The revenue for EB-01 is expected to reach an annual total of $61 mn by 2033 in the US based off GlobalData’s Expiry Model. The drug’s revenue forecasts along with estimated costs are used to measure the value of an investment opportunity in that drug, otherwise known as net present value (NPV). Applying the drug’s phase transition success rate to remaining R&D costs and likelihood of approval (LoA) to sales related costs provides a risk-adjusted NPV model (rNPV). The rNPV model is a more conservative valuation measure that accounts for the risk of a drug in clinical development failing to progress.

EB-01 Overview

EB-01 is under development for the treatment of allergic contact dermatitis. The therapeutic candidate is administered through the topical route. It is a non-steroidal anti-inflammatory molecule. It acts by targeting sPLA2 (secreted phospholipase A2).

Edesa Biotech Overview

Edesa Biotech is a clinical-stage biopharmaceutical and healthcare company, which focuses on the development of gastrointestinal and dermatological diseases, including alternatives to topical steroids. The company’s clinical product pipeline includes EB01, which is a novel sPLA2 inhibitor (non-steroidal anti-inflammatory molecule) for the topical treatment of chronic allergic contact dermatitis (ACD) and EB02, which is a novel sPLA2 inhibitor for the treatment of hemorrhoids in adults. In addition, its two lead product candidates, EB01 and EB05 are in clinical studies. Edesa Biotech’s EB05 product is a monoclonal antibody therapy that we are developing as a treatment for Acute Respiratory Distress Syndrome (ARDS) in COVID-19 patients. It has operations in Canada and the US. Edesa Biotech is headquartered in Markham, Ontario, Canada.

The operating loss of the company was US$18.4 million in FY2022, compared to an operating loss of US$23.7 million in FY2021. The net loss of the company was US$17.6 million in FY2022, compared to a net loss of US$13.3 million in FY2021.

For a complete picture of EB-01’s valuation, buy the drug’s risk-adjusted NPV model (rNPV) here.

GlobalData

GlobalData, the leading provider of industry intelligence, provided the underlying data, research, and analysis used to produce this article.

To create this model, GlobalData takes into account factors including patent law, known and projected regulatory approval processes, cash flows, drug margins and company expenses.

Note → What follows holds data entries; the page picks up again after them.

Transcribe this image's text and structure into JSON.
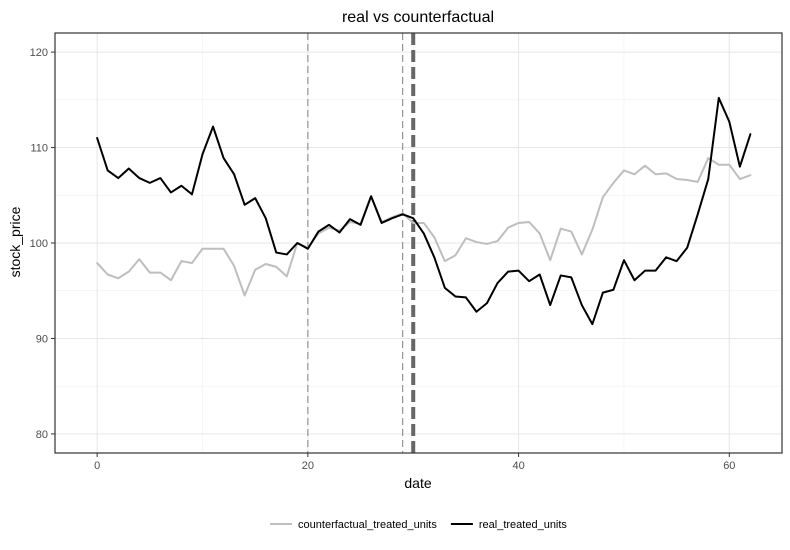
{
  "chart_data": {
    "type": "line",
    "title": "real vs counterfactual",
    "xlabel": "date",
    "ylabel": "stock_price",
    "xlim": [
      -4,
      65
    ],
    "ylim": [
      78,
      122
    ],
    "x_ticks": [
      0,
      20,
      40,
      60
    ],
    "y_ticks": [
      80,
      90,
      100,
      110,
      120
    ],
    "grid": true,
    "legend_position": "bottom",
    "vlines": [
      {
        "x": 20,
        "style": "dashed-thin"
      },
      {
        "x": 29,
        "style": "dashed-thin"
      },
      {
        "x": 30,
        "style": "dashed-thick"
      }
    ],
    "series": [
      {
        "name": "counterfactual_treated_units",
        "color": "#bebebe",
        "x": [
          0,
          1,
          2,
          3,
          4,
          5,
          6,
          7,
          8,
          9,
          10,
          11,
          12,
          13,
          14,
          15,
          16,
          17,
          18,
          19,
          20,
          21,
          22,
          23,
          24,
          25,
          26,
          27,
          28,
          29,
          30,
          31,
          32,
          33,
          34,
          35,
          36,
          37,
          38,
          39,
          40,
          41,
          42,
          43,
          44,
          45,
          46,
          47,
          48,
          49,
          50,
          51,
          52,
          53,
          54,
          55,
          56,
          57,
          58,
          59,
          60,
          61,
          62
        ],
        "values": [
          97.9,
          96.7,
          96.3,
          97.0,
          98.3,
          96.9,
          96.9,
          96.1,
          98.1,
          97.9,
          99.4,
          99.4,
          99.4,
          97.6,
          94.5,
          97.2,
          97.8,
          97.5,
          96.5,
          100.0,
          99.5,
          101.0,
          101.6,
          101.3,
          102.2,
          102.0,
          104.9,
          102.2,
          102.7,
          103.1,
          102.1,
          102.1,
          100.6,
          98.1,
          98.7,
          100.5,
          100.1,
          99.9,
          100.2,
          101.6,
          102.1,
          102.2,
          101.0,
          98.2,
          101.5,
          101.2,
          98.8,
          101.4,
          104.8,
          106.3,
          107.6,
          107.2,
          108.1,
          107.2,
          107.3,
          106.7,
          106.6,
          106.4,
          108.9,
          108.2,
          108.2,
          106.7,
          107.1
        ]
      },
      {
        "name": "real_treated_units",
        "color": "#000000",
        "x": [
          0,
          1,
          2,
          3,
          4,
          5,
          6,
          7,
          8,
          9,
          10,
          11,
          12,
          13,
          14,
          15,
          16,
          17,
          18,
          19,
          20,
          21,
          22,
          23,
          24,
          25,
          26,
          27,
          28,
          29,
          30,
          31,
          32,
          33,
          34,
          35,
          36,
          37,
          38,
          39,
          40,
          41,
          42,
          43,
          44,
          45,
          46,
          47,
          48,
          49,
          50,
          51,
          52,
          53,
          54,
          55,
          56,
          57,
          58,
          59,
          60,
          61,
          62
        ],
        "values": [
          111.0,
          107.6,
          106.8,
          107.8,
          106.8,
          106.3,
          106.8,
          105.3,
          106.0,
          105.1,
          109.3,
          112.2,
          108.9,
          107.2,
          104.0,
          104.7,
          102.6,
          99.0,
          98.8,
          100.0,
          99.4,
          101.2,
          101.9,
          101.1,
          102.5,
          101.9,
          104.9,
          102.1,
          102.6,
          103.0,
          102.6,
          101.0,
          98.5,
          95.3,
          94.4,
          94.3,
          92.8,
          93.7,
          95.8,
          97.0,
          97.1,
          96.0,
          96.7,
          93.5,
          96.6,
          96.4,
          93.5,
          91.5,
          94.8,
          95.1,
          98.2,
          96.1,
          97.1,
          97.1,
          98.5,
          98.1,
          99.5,
          103.0,
          106.7,
          115.2,
          112.7,
          108.0,
          111.4
        ]
      }
    ]
  }
}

Combining these data points with GlobalData’s world class analysis creates high value models that companies can use to help in evaluation processes for each drug or company.

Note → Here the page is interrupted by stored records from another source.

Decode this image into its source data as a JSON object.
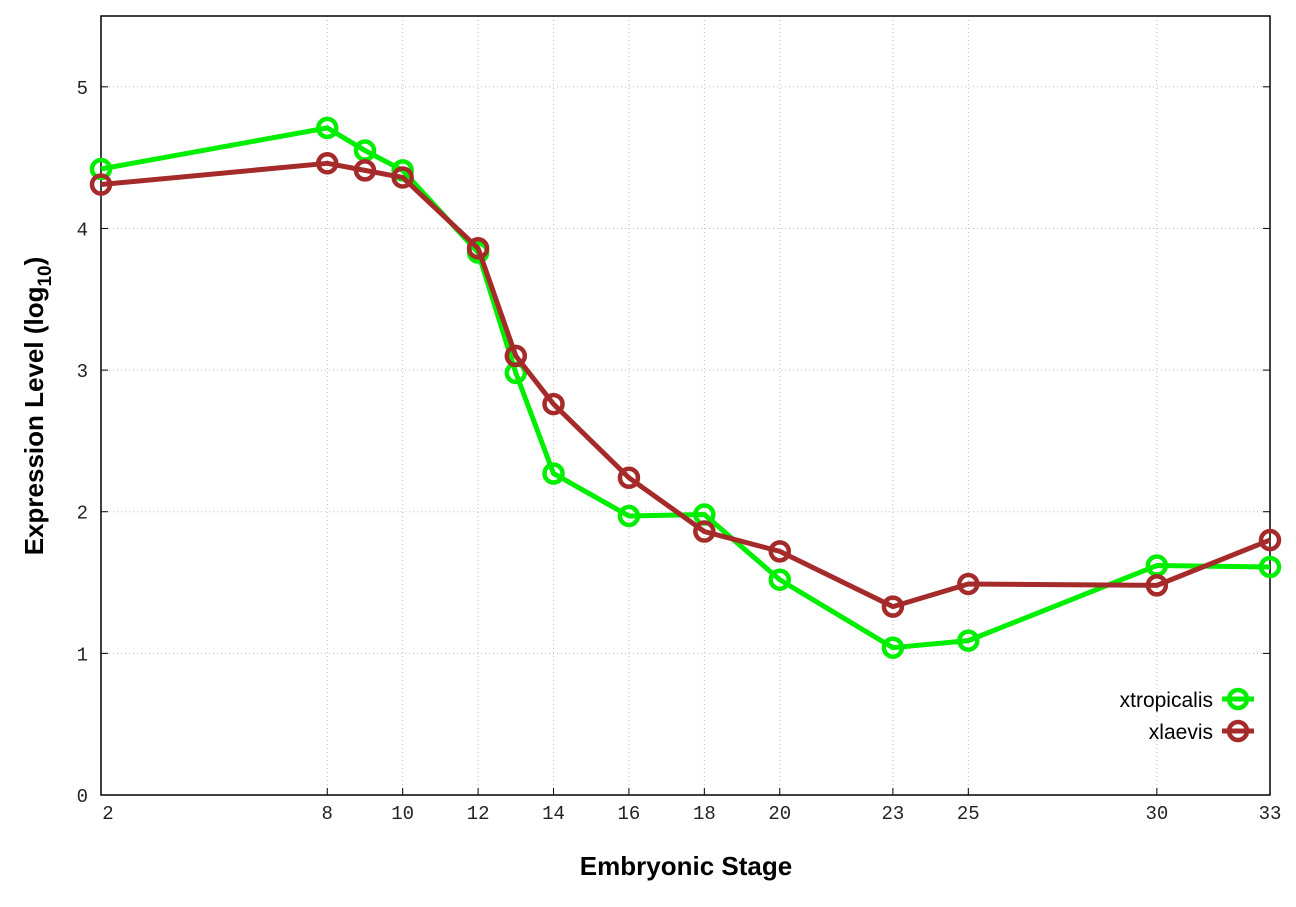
{
  "chart_data": {
    "type": "line",
    "title": "",
    "xlabel": "Embryonic Stage",
    "ylabel": {
      "prefix": "Expression Level (log",
      "sub": "10",
      "suffix": ")"
    },
    "xlim": [
      2,
      33
    ],
    "ylim": [
      0,
      5.5
    ],
    "x_ticks": [
      2,
      8,
      10,
      12,
      14,
      16,
      18,
      20,
      23,
      25,
      30,
      33
    ],
    "y_ticks": [
      0,
      1,
      2,
      3,
      4,
      5
    ],
    "grid": true,
    "legend_position": "bottom-right",
    "x": [
      2,
      8,
      9,
      10,
      12,
      13,
      14,
      16,
      18,
      20,
      23,
      25,
      30,
      33
    ],
    "series": [
      {
        "name": "xtropicalis",
        "color": "#00ee00",
        "values": [
          4.42,
          4.71,
          4.55,
          4.41,
          3.83,
          2.98,
          2.27,
          1.97,
          1.98,
          1.52,
          1.04,
          1.09,
          1.62,
          1.61
        ]
      },
      {
        "name": "xlaevis",
        "color": "#a52a2a",
        "values": [
          4.31,
          4.46,
          4.41,
          4.36,
          3.86,
          3.1,
          2.76,
          2.24,
          1.86,
          1.72,
          1.33,
          1.49,
          1.48,
          1.8
        ]
      }
    ]
  }
}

The rNPV method integrates the probability of a drug reaching a clinical stage into the cash flow at that time, which provides a more accurate valuation, as it considers the probability that the drug never makes it through the clinical pathway to commercialization. GlobalData’s rNPV model uses proprietary likelihood of approval (LoA) and phase transition success rate (PTSR) data for the indication in the highest development stage, which can be found on GlobalData’s Pharmaceutical Intelligence Center.